Minik şehzade, saray surlarının içinde iki sıra duvarın dünyanın meraklı bakışlarından koruduğu harem bahçesinde kar tavşanını kovalıyordu. Kış yaklaşırken göz gezdirdiği Londra baskısı bir kitapta hayvanın fotoğrafını görünce hemen istemiş, saray başterzisinin alelacele mink kürkünden artan bir parçadan diktiği, gözler yerine obsidyen bilyeler yerleştirdiği, tombulluğuna bızdığın hemen kanı ısınsın diye neredeyse patlayana kadar içine pamuk doldurduğu oyuncağa burun kıvırmış, Amerika’dan gerçeği getirtilene kadar her akşam yatmadan önce mızmızlanmıştı. Şimdi ikisi de mutluydu; hele tavşan Amerikan şilebinden kafes içinde itinayla indirildikten sonra kapatıldığı, sandıklar dolusu karın Sapanca’dan at arabalarıyla şehre getirilip gölgesine boca edildiği mahzenden salıverildiği için pek sevinçli gözüküyor, zıp zıp zıplıyordu. Kıkırdayarak peşinden koşan küçük Murad’ın da ondan aşağı kaldığını söylemek zordu.

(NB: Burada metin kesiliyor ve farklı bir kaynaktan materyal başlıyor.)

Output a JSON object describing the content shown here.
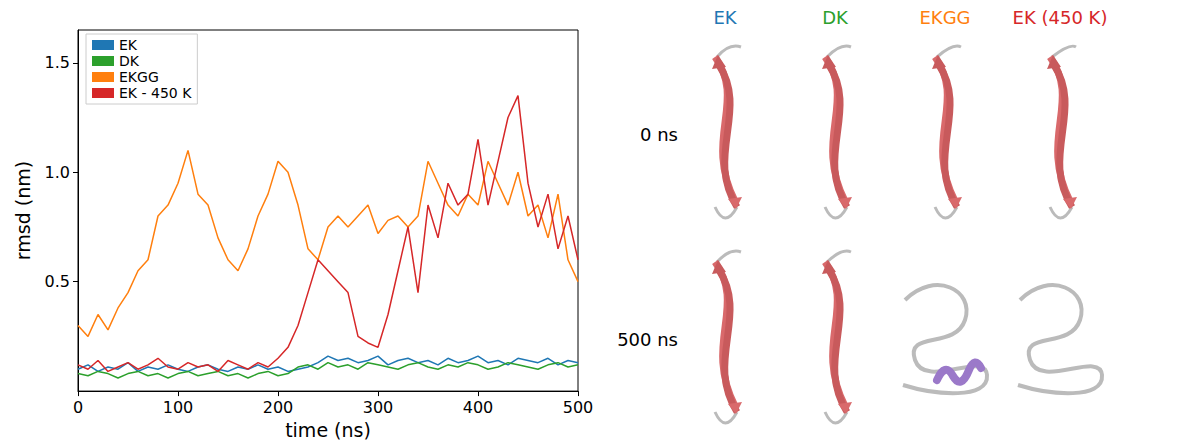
{
  "chart_data": {
    "type": "line",
    "x_label": "time (ns)",
    "y_label": "rmsd (nm)",
    "xlim": [
      0,
      500
    ],
    "xticks": [
      0,
      100,
      200,
      300,
      400,
      500
    ],
    "ylim": [
      0,
      1.65
    ],
    "yticks": [
      0.5,
      {
        "value": 1,
        "label": "1.0"
      },
      1.5
    ],
    "grid": false,
    "legend": "upper left",
    "x": [
      0,
      10,
      20,
      30,
      40,
      50,
      60,
      70,
      80,
      90,
      100,
      110,
      120,
      130,
      140,
      150,
      160,
      170,
      180,
      190,
      200,
      210,
      220,
      230,
      240,
      250,
      260,
      270,
      280,
      290,
      300,
      310,
      320,
      330,
      340,
      350,
      360,
      370,
      380,
      390,
      400,
      410,
      420,
      430,
      440,
      450,
      460,
      470,
      480,
      490,
      500
    ],
    "series": [
      {
        "name": "EK",
        "color": "#1f77b4",
        "values": [
          0.1,
          0.12,
          0.09,
          0.11,
          0.1,
          0.13,
          0.09,
          0.11,
          0.1,
          0.12,
          0.1,
          0.09,
          0.11,
          0.12,
          0.1,
          0.09,
          0.11,
          0.1,
          0.12,
          0.1,
          0.11,
          0.09,
          0.1,
          0.11,
          0.13,
          0.16,
          0.14,
          0.15,
          0.13,
          0.14,
          0.16,
          0.12,
          0.14,
          0.15,
          0.13,
          0.14,
          0.12,
          0.15,
          0.13,
          0.14,
          0.16,
          0.13,
          0.14,
          0.12,
          0.15,
          0.14,
          0.13,
          0.15,
          0.12,
          0.14,
          0.13
        ]
      },
      {
        "name": "DK",
        "color": "#2ca02c",
        "values": [
          0.08,
          0.07,
          0.09,
          0.08,
          0.06,
          0.08,
          0.09,
          0.07,
          0.08,
          0.06,
          0.08,
          0.09,
          0.07,
          0.08,
          0.09,
          0.07,
          0.08,
          0.06,
          0.08,
          0.09,
          0.07,
          0.08,
          0.11,
          0.12,
          0.1,
          0.13,
          0.11,
          0.12,
          0.1,
          0.13,
          0.12,
          0.11,
          0.1,
          0.12,
          0.13,
          0.11,
          0.1,
          0.12,
          0.11,
          0.13,
          0.12,
          0.1,
          0.11,
          0.13,
          0.12,
          0.11,
          0.1,
          0.12,
          0.13,
          0.11,
          0.12
        ]
      },
      {
        "name": "EKGG",
        "color": "#ff7f0e",
        "values": [
          0.3,
          0.25,
          0.35,
          0.28,
          0.38,
          0.45,
          0.55,
          0.6,
          0.8,
          0.85,
          0.95,
          1.1,
          0.9,
          0.85,
          0.7,
          0.6,
          0.55,
          0.65,
          0.8,
          0.9,
          1.05,
          1.0,
          0.85,
          0.65,
          0.6,
          0.75,
          0.8,
          0.75,
          0.8,
          0.85,
          0.72,
          0.78,
          0.8,
          0.75,
          0.8,
          1.05,
          0.95,
          0.85,
          0.8,
          0.9,
          0.85,
          1.05,
          0.95,
          0.85,
          1.0,
          0.8,
          0.85,
          0.7,
          0.9,
          0.6,
          0.5
        ]
      },
      {
        "name": "EK - 450 K",
        "color": "#d62728",
        "values": [
          0.12,
          0.1,
          0.14,
          0.09,
          0.11,
          0.13,
          0.1,
          0.12,
          0.15,
          0.11,
          0.1,
          0.13,
          0.11,
          0.12,
          0.09,
          0.14,
          0.12,
          0.1,
          0.13,
          0.11,
          0.15,
          0.2,
          0.3,
          0.45,
          0.6,
          0.55,
          0.5,
          0.45,
          0.25,
          0.22,
          0.2,
          0.35,
          0.55,
          0.75,
          0.45,
          0.85,
          0.7,
          0.95,
          0.85,
          0.9,
          1.15,
          0.85,
          1.05,
          1.25,
          1.35,
          0.95,
          0.75,
          0.9,
          0.65,
          0.8,
          0.6
        ]
      }
    ]
  },
  "structures": {
    "columns": [
      {
        "label": "EK",
        "color": "#1f77b4"
      },
      {
        "label": "DK",
        "color": "#2ca02c"
      },
      {
        "label": "EKGG",
        "color": "#ff7f0e"
      },
      {
        "label": "EK (450 K)",
        "color": "#d62728"
      }
    ],
    "rows": [
      "0 ns",
      "500 ns"
    ]
  }
}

“Neredesin! Nereye girdin?”
Panikle kara dalıp tünel açmaya başlayan tavşanı taklit etmek için yere kapaklandı, saçı kar topaklarıyla altüst, ayağa kalktı. “My hair,” dedi saçlarını işaret ederek, sonra da tavşanın kaybolduğu deliği işaret ederek, “my hare.”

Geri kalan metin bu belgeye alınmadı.